National firm Parabis Group has put all 80 of its legal secretarial staff at risk of redundancy.

The company, part-owned by private equity investor Duke Street Capital, is looking to centralise its administration process work and has started a consultation to last until the end of this month.

But the group denied reports that fee-earners have left en masse for rival firms, with a spokesperson stressing there have been ‘no team departures’.

Parabis Group, which includes Plexus Law, Greenwoods and Cogent Law, has been changing its business model for some time, having closed offices in Bristol and Colchester last year and moving pre-litigation work to a base in South Africa. It is likely some typing-pool work will be outsourced but a ‘core’ of legal secretaries will remain in the UK.

In a statement, Parabis said the group has been undertaking a ‘significant restructuring’ of its business over the past 12 months, moving to a single system for financing, billing and IT.

‘As a part of this wider programme, Parabis is taking a detailed look at its support resources to ensure the correct alignment of skills to roles and responsibilities.

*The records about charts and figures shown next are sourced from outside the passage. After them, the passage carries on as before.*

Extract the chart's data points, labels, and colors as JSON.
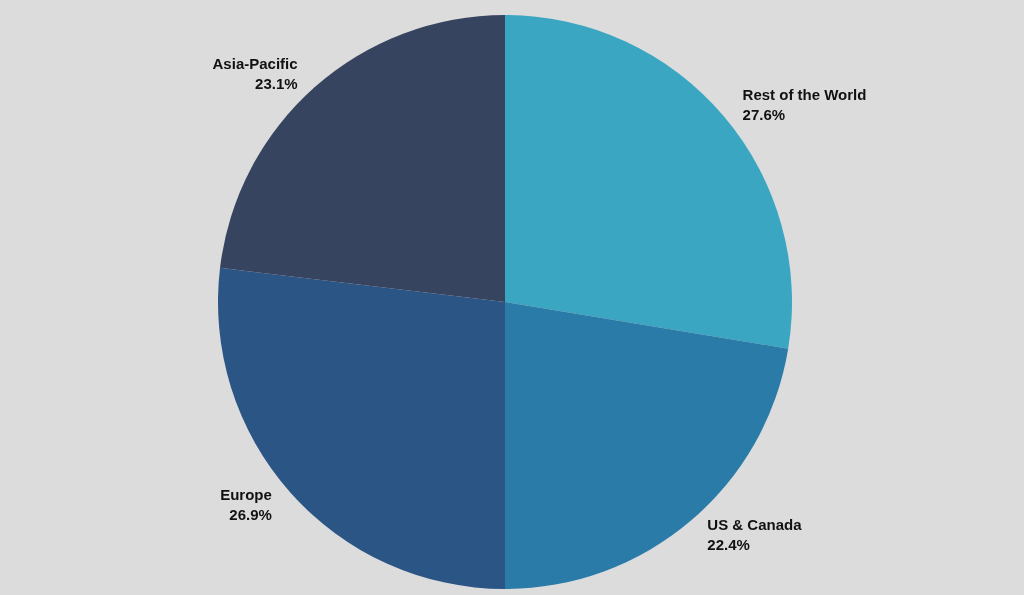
{
  "chart_data": {
    "type": "pie",
    "categories": [
      "Rest of the World",
      "US & Canada",
      "Europe",
      "Asia-Pacific"
    ],
    "values": [
      27.6,
      22.4,
      26.9,
      23.1
    ],
    "value_labels": [
      "27.6%",
      "22.4%",
      "26.9%",
      "23.1%"
    ],
    "colors": [
      "#3aa6c2",
      "#2a7ba8",
      "#2a5585",
      "#37445f"
    ],
    "legend": false
  }
}
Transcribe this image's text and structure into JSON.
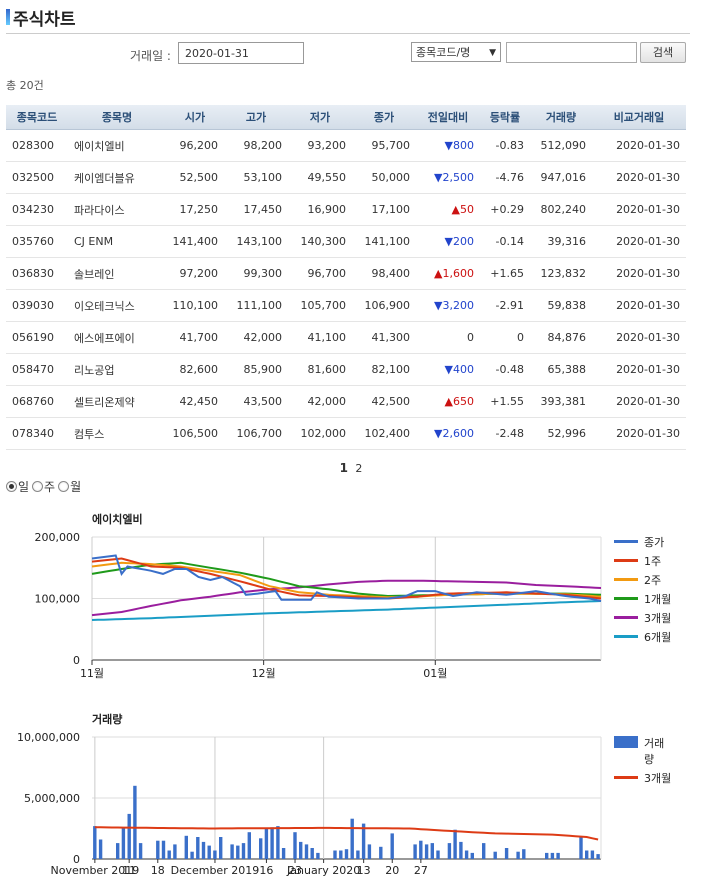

‘Where sensible, repeatable activities are being centralised to ensure maximum efficiency for our clients. As a result Parabis has embarked on a formal consultation with all 80 legal secretaries working for Parabis Law LLP at its offices throughout the UK.’

The statement added that until this formal 45-day consultation has been completed the firm cannot speculate about its outcome.

Parabis is thought to be looking more generally at headcount, from support staff to fee-earners. But the only significant change to fee-earner staff in recent months has been a team of 10 relocating from London to Parabis’ new Croydon office.

In December, Duke Street invested £13m into the Parabis Group business, to follow up its original £200m outlay in 2012.

The group has joint ventures under alternative business structures with insurers Direct Line and Saga.